The Hereford Museum and Art Gallery is a local museum in the cathedral city of Hereford, Herefordshire, England.
The museum is housed in a Victorian Gothic building. Through the generosity of James Rankin, President of the Woolhope Naturalists' Field Club, it was opened as a free library and museum on 8 October 1874 and has since exhibited artefacts, fine art, and decorative art associated with the local area.

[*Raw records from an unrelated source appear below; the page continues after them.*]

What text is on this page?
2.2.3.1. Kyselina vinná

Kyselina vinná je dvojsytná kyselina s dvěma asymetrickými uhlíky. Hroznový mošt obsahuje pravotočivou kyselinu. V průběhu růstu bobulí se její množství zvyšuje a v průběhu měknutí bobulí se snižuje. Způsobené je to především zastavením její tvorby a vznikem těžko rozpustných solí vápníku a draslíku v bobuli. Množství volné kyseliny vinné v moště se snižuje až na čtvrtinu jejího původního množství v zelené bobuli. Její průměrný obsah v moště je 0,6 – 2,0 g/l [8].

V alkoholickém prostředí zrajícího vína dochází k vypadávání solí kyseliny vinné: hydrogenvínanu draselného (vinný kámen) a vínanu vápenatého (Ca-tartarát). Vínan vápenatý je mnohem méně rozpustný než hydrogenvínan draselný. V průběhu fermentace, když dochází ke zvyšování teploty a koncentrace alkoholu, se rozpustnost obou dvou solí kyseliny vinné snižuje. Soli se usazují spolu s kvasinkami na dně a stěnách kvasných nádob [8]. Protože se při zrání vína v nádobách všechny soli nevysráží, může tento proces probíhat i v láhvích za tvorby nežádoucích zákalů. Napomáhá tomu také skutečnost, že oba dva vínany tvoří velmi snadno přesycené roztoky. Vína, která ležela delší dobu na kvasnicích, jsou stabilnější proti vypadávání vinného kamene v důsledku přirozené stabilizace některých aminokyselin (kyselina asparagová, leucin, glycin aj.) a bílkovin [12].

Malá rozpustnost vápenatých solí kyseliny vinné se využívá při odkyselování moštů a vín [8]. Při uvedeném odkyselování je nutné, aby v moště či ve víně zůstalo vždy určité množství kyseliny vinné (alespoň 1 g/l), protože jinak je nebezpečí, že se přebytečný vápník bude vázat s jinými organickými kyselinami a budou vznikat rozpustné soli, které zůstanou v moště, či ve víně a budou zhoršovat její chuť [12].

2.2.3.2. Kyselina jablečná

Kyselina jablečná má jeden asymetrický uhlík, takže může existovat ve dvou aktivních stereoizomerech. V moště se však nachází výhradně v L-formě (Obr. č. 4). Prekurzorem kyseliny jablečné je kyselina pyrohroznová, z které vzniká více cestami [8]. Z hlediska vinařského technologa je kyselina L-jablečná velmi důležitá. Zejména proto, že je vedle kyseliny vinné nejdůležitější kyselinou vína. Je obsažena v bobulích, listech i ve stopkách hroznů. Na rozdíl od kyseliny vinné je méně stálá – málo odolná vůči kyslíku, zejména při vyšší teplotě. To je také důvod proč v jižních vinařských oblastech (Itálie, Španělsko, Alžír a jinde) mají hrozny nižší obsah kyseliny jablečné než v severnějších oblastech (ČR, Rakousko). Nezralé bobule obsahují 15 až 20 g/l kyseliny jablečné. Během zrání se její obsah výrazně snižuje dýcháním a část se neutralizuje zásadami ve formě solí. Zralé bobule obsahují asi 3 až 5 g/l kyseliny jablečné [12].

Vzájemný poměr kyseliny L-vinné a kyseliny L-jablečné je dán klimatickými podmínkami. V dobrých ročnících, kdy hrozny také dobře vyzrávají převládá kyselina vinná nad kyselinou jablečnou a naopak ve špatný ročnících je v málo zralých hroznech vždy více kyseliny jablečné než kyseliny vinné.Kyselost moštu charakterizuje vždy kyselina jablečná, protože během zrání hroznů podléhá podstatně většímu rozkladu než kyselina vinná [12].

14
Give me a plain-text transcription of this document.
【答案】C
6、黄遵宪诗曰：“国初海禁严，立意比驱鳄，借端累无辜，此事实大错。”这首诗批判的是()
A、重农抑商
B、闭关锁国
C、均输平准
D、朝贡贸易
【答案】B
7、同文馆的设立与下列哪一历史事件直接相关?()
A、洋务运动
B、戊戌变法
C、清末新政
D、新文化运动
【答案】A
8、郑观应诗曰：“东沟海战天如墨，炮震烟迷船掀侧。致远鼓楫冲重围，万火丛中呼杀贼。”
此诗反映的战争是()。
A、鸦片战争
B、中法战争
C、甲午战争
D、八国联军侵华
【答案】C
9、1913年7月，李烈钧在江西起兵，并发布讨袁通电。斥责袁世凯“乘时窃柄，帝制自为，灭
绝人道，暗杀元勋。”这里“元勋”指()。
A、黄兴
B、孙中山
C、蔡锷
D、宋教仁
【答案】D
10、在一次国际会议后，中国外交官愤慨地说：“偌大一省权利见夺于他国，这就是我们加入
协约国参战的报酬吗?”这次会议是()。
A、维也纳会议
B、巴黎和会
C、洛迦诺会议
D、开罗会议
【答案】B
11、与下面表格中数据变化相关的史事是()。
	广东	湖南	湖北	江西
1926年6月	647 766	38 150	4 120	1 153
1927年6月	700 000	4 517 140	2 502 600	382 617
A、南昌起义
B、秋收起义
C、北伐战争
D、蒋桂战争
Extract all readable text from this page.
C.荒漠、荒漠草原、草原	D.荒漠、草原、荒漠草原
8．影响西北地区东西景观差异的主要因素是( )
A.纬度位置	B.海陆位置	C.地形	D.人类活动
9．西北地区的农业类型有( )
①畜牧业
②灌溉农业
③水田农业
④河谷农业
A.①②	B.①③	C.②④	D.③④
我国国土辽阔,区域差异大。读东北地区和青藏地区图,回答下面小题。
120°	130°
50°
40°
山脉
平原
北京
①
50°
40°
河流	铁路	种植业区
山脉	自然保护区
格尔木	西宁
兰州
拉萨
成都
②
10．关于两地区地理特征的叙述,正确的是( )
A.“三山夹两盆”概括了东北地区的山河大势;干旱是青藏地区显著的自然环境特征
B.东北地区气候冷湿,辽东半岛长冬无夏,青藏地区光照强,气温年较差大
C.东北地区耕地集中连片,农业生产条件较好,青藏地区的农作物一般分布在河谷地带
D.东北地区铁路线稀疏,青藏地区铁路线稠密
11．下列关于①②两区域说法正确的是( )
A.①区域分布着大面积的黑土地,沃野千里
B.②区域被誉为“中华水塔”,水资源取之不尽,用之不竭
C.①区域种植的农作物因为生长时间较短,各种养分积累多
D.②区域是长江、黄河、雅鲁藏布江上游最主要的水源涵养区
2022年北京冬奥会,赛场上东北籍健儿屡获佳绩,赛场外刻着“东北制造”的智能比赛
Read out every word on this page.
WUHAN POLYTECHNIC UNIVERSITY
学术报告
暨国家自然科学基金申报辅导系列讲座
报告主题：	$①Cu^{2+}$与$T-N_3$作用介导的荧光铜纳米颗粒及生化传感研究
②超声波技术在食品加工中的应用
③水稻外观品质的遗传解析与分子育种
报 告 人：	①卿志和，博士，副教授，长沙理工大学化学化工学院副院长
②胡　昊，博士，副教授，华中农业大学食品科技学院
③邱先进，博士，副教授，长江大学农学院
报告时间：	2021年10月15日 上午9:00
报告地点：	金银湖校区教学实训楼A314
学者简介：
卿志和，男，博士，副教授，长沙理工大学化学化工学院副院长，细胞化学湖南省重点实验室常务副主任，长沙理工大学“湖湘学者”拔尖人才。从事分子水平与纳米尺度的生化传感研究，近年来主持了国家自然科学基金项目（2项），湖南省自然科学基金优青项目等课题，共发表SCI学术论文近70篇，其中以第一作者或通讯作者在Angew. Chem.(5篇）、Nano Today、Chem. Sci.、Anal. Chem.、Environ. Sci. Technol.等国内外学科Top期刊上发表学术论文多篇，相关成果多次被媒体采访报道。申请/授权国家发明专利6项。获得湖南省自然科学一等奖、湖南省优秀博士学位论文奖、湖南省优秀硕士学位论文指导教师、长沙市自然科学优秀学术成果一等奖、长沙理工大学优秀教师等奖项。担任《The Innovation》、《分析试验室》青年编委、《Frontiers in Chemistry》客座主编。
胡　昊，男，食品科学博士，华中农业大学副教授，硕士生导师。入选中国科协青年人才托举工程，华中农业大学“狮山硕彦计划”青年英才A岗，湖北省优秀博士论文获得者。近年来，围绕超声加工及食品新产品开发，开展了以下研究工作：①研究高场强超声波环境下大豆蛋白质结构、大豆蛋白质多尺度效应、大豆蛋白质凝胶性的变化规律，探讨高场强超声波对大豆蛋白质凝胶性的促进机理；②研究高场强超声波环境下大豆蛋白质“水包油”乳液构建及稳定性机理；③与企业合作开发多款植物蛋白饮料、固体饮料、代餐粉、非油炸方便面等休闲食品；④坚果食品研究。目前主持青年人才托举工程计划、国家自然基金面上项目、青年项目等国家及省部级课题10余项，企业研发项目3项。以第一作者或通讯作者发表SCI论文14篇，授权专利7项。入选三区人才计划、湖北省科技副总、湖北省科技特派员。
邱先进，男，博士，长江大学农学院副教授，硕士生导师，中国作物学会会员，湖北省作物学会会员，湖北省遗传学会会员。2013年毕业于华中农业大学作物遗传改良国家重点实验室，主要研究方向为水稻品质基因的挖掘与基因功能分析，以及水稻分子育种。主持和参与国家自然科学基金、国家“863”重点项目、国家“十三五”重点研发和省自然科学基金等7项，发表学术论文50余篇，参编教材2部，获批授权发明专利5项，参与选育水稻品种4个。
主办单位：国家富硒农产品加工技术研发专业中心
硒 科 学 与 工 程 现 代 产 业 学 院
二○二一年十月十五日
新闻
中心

There are regular temporary exhibitions of craftwork, paintings, photography, and prints. In 2006, the bicenterary of Joseph Murray Ince was celebrated with an exhibition. The designs of Christopher Dresser were exhibited in 2007. An exhibition of work by the locally born artist Brian Hatton (1887–1916) was displayed at the gallery between November 2007 and January 2008.. Having closed temporarily for building repairs in September 2015, the Hereford Museum and Art Gallery re-opened for the summer months in July 2017. As of July 2017, exhibits in the museum include a two-headed calf, a two-metre long fish, swords of every shape and size, elements of costume and textiles, as well as objects of historic, social and scientific interest dating back from the pre-historic era up to the 20th century. The gallery currently boasts over 80 works by Brian Hatton, as well as many of his materials and selected letters.
In 2005, the museum became the first in the United Kingdom to invest in the Talking Tactile Tablet (T3), developed at the UK's Royal National College for the Blind in Hereford together with a software company based in the USA.